Friday, September 23, 2016
'The Road back to You' by Ian Morgan Cron and Suzanne Stabile
Ignorance is bliss except in self-awareness.
Genre: Non fiction, self help, Christian and secular
Although the title sounds like it could suit a contemporary romance novel, this is a fascinating book about a personality typing system I've come across before and found to be accurate - the Enneagram. Its name is a cross between ennea, which means nine, and gram, which is a drawing or figure. The Enneagram is a wheel-like diagram with nine points, representing the nine personality styles. The authors explain how it was possibly a tool used by ancient Christians, including the desert mothers and fathers, to give us self-knowledge for deeper understanding.
The types include the Perfectionist, the Helper, the Performer, the Romantic (or Individualist), the Investigator, the Loyalist, the Enthusiast, the Challenger and the Peacemaker. There is an interesting, comprehensive chapter on each one of them. For each type, famous examples are given, along with people well known to the two authors. It's not difficult to figure out intuitively which types we, our friends and family belong to. In some cases, it's pretty impossible to miss! (I'm a Number 4.) Strengths and weaknesses are outlined, and each type is described at their best and worst, to enable attitude adjustments. It's not that we can ever choose to become a different type, because that's impossible unless we're play acting.
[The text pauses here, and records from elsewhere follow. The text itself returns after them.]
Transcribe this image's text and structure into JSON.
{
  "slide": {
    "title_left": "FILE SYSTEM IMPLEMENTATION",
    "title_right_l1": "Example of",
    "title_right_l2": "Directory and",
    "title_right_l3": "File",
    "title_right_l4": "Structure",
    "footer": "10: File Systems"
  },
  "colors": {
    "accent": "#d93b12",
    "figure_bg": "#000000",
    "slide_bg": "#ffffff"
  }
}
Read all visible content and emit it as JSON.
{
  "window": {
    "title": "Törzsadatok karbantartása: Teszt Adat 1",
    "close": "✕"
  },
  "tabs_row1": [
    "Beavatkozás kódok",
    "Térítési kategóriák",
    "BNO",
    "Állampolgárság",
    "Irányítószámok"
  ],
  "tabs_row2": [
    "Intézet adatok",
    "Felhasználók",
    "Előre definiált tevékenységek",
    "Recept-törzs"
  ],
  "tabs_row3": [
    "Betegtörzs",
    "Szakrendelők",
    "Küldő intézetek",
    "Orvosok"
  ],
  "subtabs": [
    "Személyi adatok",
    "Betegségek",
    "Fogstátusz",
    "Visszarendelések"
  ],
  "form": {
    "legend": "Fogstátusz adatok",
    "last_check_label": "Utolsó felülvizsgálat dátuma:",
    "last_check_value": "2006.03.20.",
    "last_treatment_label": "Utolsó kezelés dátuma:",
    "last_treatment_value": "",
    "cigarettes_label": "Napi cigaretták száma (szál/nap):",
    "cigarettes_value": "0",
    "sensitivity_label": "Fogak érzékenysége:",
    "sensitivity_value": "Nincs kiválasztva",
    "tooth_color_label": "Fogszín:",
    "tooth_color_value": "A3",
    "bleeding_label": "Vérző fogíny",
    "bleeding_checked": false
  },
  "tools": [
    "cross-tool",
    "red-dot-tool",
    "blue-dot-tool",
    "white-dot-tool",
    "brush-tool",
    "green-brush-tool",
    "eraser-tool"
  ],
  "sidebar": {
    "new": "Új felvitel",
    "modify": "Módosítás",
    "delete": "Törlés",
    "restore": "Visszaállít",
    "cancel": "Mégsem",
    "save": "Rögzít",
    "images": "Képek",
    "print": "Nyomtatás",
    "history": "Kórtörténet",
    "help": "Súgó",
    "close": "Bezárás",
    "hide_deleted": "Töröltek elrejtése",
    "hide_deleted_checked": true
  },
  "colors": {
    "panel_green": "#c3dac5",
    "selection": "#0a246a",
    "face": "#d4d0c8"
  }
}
We have to work with the raw material we're born with, but the knowledge in this book empowers us to maximise our strengths.
It also helps us gain understanding of others, so we can be more forbearing, instead of finding those dissimilar to us too hard to read, and dismissing them as pains in the neck. As well as being an easy, entertaining read, it struck me that many self-help books written by people without knowledge of the Enneagram could be extremely misleading or unhelpful. This could happen when the author blindly tries to convince readers to be more like him, without realising that eight out of nine of us genuinely aren't his 'type.' This makes the trite old advice to 'be true to yourself' wise and significant indeed. Often when people give us this advice, we aren't in touch with ourselves enough to even know what they mean. This is the perfect book to help us find out.
Thanks to Inter Varsity Press and Net Galley for my review copy.